Najczęściej ubezpieczane są kombajny zbożowe, ciągniki rolnicze, ładowarki teleskopowe, prasy i sieczkarnie. Ubezpieczenie kombajnu zbożowego o wartości 100 tys. zł na okres 3 miesięcy, to koszt od 300 zł do 490 zł – w zależności od wariantu ubezpieczenia.
Andrzej Janc
dyrektor Biura Ubezpieczeń Rolnych
Przykłady zdarzeń
z życia wziętych:
• Pan Andrzej wraz z synem pracowali prasą zwijającą. Syn kierował ciągnikiem. Po wykonaniu któregoś z kolei balotu wysiadł z kabiny, chcąc sprawdzić jakość pracy maszyny. Zauważył palące się pasy. Wspólnie z ojcem przystąpili do gaszenia. Bezskutecznie. Na szczęście udało im się odczepić ciągnik. Straż pożarna pojawiła się szybko, ale ogień zdążył zrobić swoje. Prasa uległa całkowitemu zniszczeniu. Jej wartość – 110 tys. zł. Ale dzięki wykupionej polisie (roczne składka AC – 805 zł) właściciel otrzymał odszkodowanie – ponad 100 tys. zł.
• Tego feralnego dnia pan Tomasz zaplanował zakończenie zbioru zboża. W trakcie pracy, już na ostatnim przejeździe zauważył płomienie wydobywające się z tylnej prawej części kombajnu. Natychmiast wyłączył silnik i razem z kolegami przystąpił do gaszenia pożaru. Pojawili się też strażacy, ale ogień nie dawał za wygraną. Jak się później okazało przyczyną zapalenia było tarcie elementów do rozdrabniania słomy. Spłonęła maszyna o wartości rynkowej 600 tys. zł wraz z ziarnem w zbiorniku. Dobrze się stało, że jej właściciel wykupił wcześniej polisę Agro Casco. Odszkodowanie wyniosło 550 tys. zł.
• Ładowarka teleskopowa ściągała z przyczepy baloty już od kilku godzin.
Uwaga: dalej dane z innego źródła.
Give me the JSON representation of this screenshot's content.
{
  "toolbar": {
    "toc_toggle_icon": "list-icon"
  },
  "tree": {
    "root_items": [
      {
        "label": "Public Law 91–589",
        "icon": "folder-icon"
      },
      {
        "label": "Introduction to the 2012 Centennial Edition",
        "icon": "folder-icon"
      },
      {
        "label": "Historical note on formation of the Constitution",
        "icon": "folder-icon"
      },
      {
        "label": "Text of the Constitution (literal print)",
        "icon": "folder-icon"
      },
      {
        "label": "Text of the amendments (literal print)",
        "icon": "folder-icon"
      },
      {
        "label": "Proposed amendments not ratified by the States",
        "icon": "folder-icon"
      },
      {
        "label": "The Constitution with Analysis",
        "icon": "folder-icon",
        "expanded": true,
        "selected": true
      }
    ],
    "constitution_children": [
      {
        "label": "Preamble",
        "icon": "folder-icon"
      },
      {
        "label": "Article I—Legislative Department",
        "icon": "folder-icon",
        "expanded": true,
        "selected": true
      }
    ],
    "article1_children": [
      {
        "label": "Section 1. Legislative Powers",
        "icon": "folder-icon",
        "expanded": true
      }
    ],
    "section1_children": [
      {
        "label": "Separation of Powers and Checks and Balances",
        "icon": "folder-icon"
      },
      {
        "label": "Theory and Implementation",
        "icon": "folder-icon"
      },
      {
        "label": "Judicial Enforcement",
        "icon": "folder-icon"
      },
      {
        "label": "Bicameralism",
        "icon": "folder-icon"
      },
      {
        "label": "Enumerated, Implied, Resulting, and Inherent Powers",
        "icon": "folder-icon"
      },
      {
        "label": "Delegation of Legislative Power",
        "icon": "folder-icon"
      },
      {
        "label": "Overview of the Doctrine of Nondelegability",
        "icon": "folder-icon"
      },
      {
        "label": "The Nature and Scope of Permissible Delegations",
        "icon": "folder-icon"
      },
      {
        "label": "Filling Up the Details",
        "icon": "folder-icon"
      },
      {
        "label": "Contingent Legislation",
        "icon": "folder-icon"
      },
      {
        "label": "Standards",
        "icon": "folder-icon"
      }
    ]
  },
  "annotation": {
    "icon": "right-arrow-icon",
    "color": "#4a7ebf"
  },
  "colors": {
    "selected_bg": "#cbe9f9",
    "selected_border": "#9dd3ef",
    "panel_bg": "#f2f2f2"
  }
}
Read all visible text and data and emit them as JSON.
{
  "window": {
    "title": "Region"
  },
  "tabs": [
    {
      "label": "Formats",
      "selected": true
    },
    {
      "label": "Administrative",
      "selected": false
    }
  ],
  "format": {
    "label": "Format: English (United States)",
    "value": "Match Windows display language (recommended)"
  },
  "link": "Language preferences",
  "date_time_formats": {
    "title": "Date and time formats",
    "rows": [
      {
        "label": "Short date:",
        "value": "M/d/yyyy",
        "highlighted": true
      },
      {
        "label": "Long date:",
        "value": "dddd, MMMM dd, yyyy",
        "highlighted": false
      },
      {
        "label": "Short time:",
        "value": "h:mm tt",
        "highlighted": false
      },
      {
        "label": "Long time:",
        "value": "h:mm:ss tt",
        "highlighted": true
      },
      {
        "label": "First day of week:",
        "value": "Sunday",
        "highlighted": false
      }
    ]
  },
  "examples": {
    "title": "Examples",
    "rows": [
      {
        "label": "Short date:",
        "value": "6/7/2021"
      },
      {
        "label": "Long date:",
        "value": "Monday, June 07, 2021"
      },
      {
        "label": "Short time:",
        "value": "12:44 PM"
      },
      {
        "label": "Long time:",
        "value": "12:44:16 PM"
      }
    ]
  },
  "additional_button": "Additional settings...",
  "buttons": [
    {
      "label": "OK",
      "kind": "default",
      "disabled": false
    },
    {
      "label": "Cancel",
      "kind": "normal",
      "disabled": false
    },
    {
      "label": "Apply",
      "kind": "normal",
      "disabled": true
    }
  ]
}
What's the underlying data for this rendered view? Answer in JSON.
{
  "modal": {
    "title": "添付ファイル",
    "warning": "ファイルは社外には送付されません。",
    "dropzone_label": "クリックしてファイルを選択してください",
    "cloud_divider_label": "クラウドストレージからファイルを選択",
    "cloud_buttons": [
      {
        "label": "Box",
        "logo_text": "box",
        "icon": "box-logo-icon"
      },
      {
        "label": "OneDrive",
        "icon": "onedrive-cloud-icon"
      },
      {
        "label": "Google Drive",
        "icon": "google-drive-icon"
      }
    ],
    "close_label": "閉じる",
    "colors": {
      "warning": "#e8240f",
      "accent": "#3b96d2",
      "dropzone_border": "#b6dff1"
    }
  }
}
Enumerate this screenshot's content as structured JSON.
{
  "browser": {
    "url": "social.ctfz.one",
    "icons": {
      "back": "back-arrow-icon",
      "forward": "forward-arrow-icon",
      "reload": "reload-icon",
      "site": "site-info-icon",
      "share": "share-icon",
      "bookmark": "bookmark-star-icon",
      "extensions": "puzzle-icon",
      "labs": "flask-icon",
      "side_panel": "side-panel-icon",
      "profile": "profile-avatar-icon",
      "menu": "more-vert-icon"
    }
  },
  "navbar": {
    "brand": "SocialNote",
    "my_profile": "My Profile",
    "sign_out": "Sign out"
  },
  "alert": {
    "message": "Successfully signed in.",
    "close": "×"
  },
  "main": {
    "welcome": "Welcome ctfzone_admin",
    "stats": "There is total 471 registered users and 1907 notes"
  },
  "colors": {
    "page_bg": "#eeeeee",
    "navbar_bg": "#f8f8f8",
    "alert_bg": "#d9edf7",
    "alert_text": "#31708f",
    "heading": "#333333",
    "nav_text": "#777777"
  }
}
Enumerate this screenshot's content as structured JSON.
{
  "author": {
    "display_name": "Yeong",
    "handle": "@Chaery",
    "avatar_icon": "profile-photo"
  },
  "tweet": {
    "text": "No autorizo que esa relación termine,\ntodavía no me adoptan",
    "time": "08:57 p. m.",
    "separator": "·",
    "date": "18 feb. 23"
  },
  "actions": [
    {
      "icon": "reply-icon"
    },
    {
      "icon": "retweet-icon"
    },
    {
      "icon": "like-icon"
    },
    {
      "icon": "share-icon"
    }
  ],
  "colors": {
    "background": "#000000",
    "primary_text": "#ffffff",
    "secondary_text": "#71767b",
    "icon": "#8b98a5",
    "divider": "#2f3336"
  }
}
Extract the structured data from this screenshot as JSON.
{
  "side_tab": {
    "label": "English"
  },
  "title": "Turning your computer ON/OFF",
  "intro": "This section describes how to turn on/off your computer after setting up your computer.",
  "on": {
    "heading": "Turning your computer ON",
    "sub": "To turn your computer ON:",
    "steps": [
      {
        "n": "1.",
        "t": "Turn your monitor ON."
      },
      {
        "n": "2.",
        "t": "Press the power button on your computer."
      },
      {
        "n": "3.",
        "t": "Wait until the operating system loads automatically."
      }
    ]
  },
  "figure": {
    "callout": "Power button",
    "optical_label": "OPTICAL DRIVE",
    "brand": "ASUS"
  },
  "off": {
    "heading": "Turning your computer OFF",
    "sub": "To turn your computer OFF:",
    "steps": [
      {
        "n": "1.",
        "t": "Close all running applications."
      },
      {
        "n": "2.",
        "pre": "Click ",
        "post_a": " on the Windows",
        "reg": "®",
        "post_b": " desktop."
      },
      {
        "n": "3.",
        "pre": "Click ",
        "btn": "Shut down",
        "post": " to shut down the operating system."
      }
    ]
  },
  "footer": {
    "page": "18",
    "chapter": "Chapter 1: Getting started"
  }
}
Zmęczony pan Stanisław przerwał pracę, ale maszynę wyłączył. Nalewając z termosu kawę kątem oka zauważył unoszącą się nad ładowarką chmurkę dymu. Po chwili pojawiły się też języczki ognia. Przyjechała straż jednak płomienie zdążyły dokonać zniszczeń. Spaliła się znaczna część pojazdu, straty – 200 tys. zł. Maszyna była ubezpieczona i dzięki odszkodowaniu (190 tys. zł) pan Stanisław mógł nabyć nowy sprzęt. Warto więc było zapłacić 1400 zł rocznie.